В их вопросах звучала прямая издевка, и хотя метила она не в меня, я принимал ее на свой счет. Впрочем, только ли надо мной они потешались?..
— В одной семье было три сестры, и вот приезжает из далекого местечка еврей, сватается и забирает старшую. Проходит время, приезжает он снова и говорит: “Знаете, такое дело: случилось несчастье, Фира умерла”... Поплакали־ поплакали, выдали за него среднюю. И вот прошел год — он снова едет: “Знаете, такое несчастье, просто беда — Соня умерла...” Снова поплакали, увез он младшую сестру. Проходит год — едет опять. “Что такое?..” — “Знаете, вы будете смеяться... Но Хая тоже умерла...”
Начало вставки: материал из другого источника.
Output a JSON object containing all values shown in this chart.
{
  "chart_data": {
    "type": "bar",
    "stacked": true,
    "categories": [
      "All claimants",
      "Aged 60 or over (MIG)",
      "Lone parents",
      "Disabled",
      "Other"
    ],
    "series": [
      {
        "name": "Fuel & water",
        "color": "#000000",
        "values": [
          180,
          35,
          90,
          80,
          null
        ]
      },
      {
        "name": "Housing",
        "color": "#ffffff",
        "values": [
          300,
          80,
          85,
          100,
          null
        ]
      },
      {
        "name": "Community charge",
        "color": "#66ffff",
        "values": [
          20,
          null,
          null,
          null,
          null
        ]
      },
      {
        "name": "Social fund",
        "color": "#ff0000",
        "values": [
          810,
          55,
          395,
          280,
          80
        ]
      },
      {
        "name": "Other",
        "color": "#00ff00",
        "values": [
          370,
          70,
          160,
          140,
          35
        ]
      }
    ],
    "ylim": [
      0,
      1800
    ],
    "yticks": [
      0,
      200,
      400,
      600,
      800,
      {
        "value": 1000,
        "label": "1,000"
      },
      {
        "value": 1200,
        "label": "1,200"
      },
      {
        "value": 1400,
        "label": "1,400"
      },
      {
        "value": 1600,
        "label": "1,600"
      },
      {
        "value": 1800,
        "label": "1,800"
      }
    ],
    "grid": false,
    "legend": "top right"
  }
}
Разумеется, в бога я не верил, но их смех казался мне богохульством. В соседней комнате лежала бабушка, а они хохотали, вытирая слезы с красных, в прожилках, склеротических щек...
6
Я помог тете Мусе расставить на столе чашки, разлить чай. Бабушка, оставшись одна, дремала, разговор, доносившийся из растворенной настежь двери, ей не мешал. Я посидел рядом с нею, наблюдая, как тихо-тихо, едва заметно поднимается и опускается тонкое одеяло на ее груди, как вздрагивают поредевшие ресницы, подергиваются уголки губ... Я подумал, что вскоре ее дыхание остановится, ресницы замрут, закостеневшее тело опустят в землю... Собственно, я и летел-то, и выбивал билет в аэропорту, доказывая, что лечу почти что на похороны, и то, что она еще жива, что я застал ее в живых — это подарок судьбы, ничем не заслуженный мной.